|Setting up a base on the moon would cost hundreds of billions of dollars, experts say [GALLO/GETTY]
Forget Iraq, Afghanistan and Palestine – Newt Gingrich wants to colonise the moon.
"By the end of my second term , we will have the first permanent base on the moon and it will be American," the Republican US presidential hopeful told a cheering crowd in Cocoa, Florida, a town with links to the space industry.
A whopping budget deficit and cuts to the military do not seem to have dampened Gingrich’s astronomically expensive plans for a lunar colony with 13,000 residents.
"I want you to help me in Florida and across the country so you can someday say you were there the day it was announced that we’d have commercial space, moon colony and moving toward Mars," he said on Wednesday, comparing himself to John F Kennedy and the Wright Brothers [who invented airplanes].
“We clearly have a capacity that the Russians and the Chinese will never come anywhere close to matching."
Out of this world
Candidates clashed over the space programme, and Gingrich’s plans, during Thursday’s Republican debate.
"I spent 25 years in business. If I had a business executive come to me and say they wanted to spend a few hundred billion dollars to put a colony on the moon, I’d say, ‘You’re fired,’" Mitt Romney, Republican front runner, told the audience in response to Gingrich’s plan.
Rick Santorum, another Republican challenger, called Gingrich’s space plans "crass politics" which pandered to voters in Florida without addressing the US’s fiscal problems.
NASA, the organisation which would manage such a scheme, declined to comment on the plans. A spokesman told Al Jazeera the agency could not speak about anything related to the campaign.
"Helium-3 covers the moon’s surface and it would be a viable fuel source to generate power"
- Jeff Foust, editor of spacepolitics.com
Alan Boyle, an award winning science journalist who follows the US space programme, said that just to put humans on the moon would cost more than $100bn.

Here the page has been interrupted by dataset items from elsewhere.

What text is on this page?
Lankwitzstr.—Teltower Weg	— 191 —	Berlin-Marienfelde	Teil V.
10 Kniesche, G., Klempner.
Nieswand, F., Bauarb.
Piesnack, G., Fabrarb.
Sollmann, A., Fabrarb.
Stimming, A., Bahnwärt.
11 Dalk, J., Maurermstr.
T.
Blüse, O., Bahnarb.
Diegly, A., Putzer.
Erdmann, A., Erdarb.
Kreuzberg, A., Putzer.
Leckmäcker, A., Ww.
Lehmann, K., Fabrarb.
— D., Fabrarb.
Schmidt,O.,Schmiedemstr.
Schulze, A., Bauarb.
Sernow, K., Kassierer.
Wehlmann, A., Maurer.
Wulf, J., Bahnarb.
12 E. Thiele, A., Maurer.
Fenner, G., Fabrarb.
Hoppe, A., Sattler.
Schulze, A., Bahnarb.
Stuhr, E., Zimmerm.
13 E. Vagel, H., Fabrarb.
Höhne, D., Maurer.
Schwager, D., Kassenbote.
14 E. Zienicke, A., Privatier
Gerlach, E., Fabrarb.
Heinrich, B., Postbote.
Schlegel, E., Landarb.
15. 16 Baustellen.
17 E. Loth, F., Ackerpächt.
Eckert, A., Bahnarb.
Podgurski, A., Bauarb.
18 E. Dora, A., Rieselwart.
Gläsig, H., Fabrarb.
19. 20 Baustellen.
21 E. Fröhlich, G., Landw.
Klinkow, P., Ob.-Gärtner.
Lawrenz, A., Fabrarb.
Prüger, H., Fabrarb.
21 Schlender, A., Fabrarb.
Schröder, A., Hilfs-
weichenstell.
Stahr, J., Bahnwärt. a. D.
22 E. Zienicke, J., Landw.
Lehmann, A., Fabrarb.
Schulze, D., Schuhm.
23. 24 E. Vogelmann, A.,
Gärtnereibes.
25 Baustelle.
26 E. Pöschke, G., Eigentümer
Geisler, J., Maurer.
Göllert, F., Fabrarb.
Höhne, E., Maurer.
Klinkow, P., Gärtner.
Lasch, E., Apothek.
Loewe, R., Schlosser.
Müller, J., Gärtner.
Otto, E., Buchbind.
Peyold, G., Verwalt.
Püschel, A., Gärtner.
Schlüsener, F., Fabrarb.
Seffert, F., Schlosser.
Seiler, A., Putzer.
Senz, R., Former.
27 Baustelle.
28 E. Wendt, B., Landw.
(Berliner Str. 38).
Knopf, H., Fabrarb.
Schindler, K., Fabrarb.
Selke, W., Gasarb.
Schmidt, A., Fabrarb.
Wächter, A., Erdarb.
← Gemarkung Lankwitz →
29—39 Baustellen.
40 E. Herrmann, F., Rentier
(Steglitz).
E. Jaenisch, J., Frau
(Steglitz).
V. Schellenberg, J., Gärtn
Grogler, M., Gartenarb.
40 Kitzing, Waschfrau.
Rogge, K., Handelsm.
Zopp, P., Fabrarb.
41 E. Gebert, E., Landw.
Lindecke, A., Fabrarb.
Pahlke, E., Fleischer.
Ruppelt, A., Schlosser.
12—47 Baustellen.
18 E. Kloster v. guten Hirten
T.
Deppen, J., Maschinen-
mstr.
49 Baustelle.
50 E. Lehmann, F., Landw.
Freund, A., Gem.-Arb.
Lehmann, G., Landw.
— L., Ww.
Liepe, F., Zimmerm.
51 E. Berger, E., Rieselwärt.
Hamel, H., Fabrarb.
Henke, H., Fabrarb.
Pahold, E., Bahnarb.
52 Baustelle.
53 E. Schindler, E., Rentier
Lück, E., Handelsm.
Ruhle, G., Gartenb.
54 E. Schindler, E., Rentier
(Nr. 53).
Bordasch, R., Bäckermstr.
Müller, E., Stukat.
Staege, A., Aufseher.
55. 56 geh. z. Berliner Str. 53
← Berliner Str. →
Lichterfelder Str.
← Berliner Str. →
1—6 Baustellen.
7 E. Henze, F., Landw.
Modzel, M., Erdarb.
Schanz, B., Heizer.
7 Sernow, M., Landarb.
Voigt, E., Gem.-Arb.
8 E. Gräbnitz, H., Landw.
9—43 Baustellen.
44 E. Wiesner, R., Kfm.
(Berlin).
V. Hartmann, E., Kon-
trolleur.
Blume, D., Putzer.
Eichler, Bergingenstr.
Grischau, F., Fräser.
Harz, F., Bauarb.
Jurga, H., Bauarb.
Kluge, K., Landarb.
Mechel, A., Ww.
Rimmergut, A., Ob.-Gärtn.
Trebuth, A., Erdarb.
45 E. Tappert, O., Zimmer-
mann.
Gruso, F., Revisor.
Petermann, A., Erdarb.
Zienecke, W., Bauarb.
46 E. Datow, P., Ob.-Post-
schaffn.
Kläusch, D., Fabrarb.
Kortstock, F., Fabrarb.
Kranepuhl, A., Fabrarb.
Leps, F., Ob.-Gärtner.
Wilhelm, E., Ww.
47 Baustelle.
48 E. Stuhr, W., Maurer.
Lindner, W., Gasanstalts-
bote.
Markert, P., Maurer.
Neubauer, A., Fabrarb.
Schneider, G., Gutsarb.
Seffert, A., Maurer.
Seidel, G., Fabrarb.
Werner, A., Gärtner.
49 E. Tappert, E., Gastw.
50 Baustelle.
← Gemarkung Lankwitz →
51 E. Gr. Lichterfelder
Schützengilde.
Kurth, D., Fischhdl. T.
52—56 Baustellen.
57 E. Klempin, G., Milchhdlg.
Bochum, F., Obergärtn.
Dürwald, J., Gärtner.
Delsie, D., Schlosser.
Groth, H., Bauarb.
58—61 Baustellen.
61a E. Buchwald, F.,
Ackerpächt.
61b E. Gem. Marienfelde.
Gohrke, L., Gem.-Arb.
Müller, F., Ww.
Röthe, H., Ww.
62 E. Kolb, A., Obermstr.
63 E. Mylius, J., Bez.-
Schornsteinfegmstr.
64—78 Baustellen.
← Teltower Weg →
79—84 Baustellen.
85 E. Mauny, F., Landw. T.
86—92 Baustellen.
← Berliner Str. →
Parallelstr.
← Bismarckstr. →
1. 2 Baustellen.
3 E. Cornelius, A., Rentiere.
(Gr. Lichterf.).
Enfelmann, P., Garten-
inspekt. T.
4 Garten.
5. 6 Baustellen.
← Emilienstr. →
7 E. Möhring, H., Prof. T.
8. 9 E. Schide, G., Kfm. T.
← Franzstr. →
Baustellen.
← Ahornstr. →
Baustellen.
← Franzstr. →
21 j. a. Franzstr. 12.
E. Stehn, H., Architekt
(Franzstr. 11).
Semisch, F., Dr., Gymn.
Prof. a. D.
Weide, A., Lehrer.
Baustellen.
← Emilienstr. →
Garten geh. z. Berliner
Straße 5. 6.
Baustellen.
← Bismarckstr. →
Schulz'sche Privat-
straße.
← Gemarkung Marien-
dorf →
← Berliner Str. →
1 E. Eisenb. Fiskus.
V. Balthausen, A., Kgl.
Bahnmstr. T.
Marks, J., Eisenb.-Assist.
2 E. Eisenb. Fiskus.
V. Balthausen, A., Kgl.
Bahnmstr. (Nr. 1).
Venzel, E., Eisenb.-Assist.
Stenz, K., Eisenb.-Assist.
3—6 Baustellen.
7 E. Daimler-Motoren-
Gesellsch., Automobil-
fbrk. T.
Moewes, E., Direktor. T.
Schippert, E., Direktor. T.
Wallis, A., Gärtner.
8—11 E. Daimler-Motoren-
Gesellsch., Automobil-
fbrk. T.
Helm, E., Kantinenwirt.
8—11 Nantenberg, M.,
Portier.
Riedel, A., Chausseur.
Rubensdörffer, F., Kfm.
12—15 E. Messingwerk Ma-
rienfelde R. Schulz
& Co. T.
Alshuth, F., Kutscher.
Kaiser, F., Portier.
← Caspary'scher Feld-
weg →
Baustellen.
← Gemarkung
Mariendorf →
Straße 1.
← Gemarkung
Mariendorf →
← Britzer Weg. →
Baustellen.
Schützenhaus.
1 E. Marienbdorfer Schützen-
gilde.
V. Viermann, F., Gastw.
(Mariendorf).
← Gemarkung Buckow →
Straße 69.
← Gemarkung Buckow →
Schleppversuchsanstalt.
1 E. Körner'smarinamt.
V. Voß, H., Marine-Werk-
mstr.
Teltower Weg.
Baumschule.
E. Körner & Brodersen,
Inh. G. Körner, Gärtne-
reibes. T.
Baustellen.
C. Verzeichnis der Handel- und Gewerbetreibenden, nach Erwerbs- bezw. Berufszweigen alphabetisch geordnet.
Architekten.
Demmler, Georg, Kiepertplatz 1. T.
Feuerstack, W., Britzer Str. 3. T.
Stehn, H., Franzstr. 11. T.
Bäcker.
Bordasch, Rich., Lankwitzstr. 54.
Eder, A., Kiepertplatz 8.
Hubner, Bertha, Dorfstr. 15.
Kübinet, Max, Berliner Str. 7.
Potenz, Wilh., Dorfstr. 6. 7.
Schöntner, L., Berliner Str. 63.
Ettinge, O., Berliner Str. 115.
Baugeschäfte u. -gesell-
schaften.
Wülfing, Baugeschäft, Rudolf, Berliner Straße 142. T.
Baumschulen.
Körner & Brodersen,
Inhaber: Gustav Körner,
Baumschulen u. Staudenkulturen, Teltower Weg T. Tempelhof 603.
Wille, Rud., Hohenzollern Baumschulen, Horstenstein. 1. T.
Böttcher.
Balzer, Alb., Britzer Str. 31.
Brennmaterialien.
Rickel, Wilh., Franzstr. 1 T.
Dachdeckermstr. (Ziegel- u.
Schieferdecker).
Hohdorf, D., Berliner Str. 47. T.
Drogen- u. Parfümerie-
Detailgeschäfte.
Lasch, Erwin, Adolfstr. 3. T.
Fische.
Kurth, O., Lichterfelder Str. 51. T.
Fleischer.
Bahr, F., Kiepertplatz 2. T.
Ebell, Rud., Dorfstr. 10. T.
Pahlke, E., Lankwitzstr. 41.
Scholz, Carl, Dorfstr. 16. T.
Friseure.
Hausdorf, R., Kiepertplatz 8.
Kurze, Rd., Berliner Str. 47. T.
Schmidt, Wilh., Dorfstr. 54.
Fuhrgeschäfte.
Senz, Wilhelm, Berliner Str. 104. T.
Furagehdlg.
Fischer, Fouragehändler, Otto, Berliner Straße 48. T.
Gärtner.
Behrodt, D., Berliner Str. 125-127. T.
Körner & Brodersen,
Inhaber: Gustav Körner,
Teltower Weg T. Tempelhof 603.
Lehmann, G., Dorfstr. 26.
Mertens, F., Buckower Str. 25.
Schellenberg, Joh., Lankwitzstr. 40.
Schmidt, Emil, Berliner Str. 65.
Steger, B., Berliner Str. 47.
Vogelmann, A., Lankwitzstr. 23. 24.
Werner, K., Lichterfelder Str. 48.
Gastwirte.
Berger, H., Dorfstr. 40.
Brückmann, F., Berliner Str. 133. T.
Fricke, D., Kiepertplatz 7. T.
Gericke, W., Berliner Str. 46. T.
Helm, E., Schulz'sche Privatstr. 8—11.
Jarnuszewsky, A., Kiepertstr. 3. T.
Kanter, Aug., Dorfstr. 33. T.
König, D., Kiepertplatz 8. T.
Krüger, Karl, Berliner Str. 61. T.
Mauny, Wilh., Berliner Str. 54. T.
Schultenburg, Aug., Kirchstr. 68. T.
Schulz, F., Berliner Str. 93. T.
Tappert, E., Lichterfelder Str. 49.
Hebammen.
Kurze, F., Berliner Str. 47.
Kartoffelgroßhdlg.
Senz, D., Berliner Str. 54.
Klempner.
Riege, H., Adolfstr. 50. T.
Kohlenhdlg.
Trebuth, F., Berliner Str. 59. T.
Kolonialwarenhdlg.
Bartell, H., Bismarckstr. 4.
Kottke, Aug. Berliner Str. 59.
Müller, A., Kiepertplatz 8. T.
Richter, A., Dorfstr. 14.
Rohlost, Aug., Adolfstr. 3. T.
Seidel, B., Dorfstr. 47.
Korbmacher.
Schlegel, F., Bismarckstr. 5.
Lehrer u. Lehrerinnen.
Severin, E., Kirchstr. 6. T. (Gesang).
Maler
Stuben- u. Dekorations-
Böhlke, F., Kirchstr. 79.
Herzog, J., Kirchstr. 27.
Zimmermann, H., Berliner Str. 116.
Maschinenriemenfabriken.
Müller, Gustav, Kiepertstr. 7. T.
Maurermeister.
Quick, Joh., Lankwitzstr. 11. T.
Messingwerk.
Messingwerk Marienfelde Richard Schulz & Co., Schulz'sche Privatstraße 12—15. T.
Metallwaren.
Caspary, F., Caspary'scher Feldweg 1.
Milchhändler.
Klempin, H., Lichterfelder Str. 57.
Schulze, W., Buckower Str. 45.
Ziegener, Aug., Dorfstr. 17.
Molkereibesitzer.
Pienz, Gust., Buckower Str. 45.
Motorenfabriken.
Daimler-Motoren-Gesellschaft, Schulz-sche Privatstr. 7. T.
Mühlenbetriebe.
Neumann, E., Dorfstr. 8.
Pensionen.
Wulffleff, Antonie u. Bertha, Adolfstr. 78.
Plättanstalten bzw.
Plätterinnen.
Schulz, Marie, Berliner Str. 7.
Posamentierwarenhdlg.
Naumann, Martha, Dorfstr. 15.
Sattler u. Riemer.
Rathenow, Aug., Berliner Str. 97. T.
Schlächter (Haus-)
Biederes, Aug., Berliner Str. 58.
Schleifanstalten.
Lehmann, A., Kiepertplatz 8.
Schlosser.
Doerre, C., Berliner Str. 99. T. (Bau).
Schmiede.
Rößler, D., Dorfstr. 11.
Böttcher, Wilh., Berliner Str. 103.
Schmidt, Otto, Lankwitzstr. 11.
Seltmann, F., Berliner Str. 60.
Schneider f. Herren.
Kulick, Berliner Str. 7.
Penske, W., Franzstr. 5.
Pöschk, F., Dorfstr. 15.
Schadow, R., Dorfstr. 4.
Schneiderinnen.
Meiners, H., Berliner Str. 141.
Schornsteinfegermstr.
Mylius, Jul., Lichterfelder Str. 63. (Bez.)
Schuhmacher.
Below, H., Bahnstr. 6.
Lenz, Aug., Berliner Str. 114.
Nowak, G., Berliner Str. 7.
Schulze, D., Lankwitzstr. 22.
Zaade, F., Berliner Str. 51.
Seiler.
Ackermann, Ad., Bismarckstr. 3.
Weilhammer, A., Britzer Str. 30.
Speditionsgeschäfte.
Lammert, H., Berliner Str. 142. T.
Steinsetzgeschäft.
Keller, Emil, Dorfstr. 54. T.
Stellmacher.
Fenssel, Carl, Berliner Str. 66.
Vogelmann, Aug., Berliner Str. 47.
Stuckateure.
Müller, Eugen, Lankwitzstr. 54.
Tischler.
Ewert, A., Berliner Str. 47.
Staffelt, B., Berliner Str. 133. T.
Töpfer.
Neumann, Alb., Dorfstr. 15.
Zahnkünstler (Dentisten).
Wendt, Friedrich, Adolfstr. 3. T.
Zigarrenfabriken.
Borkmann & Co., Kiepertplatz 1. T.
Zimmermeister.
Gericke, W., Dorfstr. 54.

"Building a base would require significantly more expense," he told Al Jazeera. "Gingrich thinks private-sector innovation would produce some savings", but plans of this nature would "require a dramatic upswing in NASA spending".
Republicans generally claim to detest "big government" spending initiatives – and a moon base, like the military, certainly fits into this category.
In an attempt to deflect criticism of a promise which would almost invariably require massive outlays of federal cash, Gingrich said he will entice the private sector to increase its involvement by offering "prizes", although specific details have not been forthcoming.
"How big would the prizes need to be to stimulate commercial plans for a base?" wondered Jeff Foust, editor of spacepolitics.com. "The space programme has gone through an extended period of uncertainty," he told Al Jazeera.
'Cold War mentality'
During the Cold War and the space race against the former USSR, the US committed about five per cent of its GDP to the Apollo space mission, said Ian O'Neill, a space science producer with Discovery News.
"NASA gets less than half a per cent of today’s GDP; they simply can’t afford this," O'Neill told Al Jazeera. "He is trying to invigorate a Cold War mentality, which is very different from the world we live in today."
Romney, for his part, promised to create a commission of experts to study the space programme. Barack Obama, the US president, established a similar body – the Augustine commission – where experts could make recommendations for NASA’s future.
In 2010, Obama announced plans for a new spacecraft, designed for long journeys, to be operational by 2025. He wants humans to be able to orbit Mars by the mid-2030s.
"Bush, in 2004, wanted to get back to the moon by 2020," Foust said. "NASA was behind schedule, according to Obama’s committee [established in 2009], and [Obama] decided not to develop Constellation – the next generation of space ships – but focused on commercial travel instead."
"Debates about space often blur party lines," he said, adding that no one, including Gingrich, has provided a convincing reason for building a moon base, other than "national prestige".
Major oil companies are some of the only commercial entities with the resources to finance moon projects. Prospects of commercial mining on the moon, specifically related to the energy resource Helium-3, have been cited as a reason for establishing a long-term human presence.
"There is a lot of research going into fusion power plants," O'Neill said of an energy technology that experts hope will work in a similar fashion to the sun, generating plentiful, pollution free power here on earth. "Helium-3 covers the moon’s surface and it would be a viable fuel source to generate power", however, the technology with which to establish fusion reactors with the moon’s plentiful energy source is at least "decades away" he said.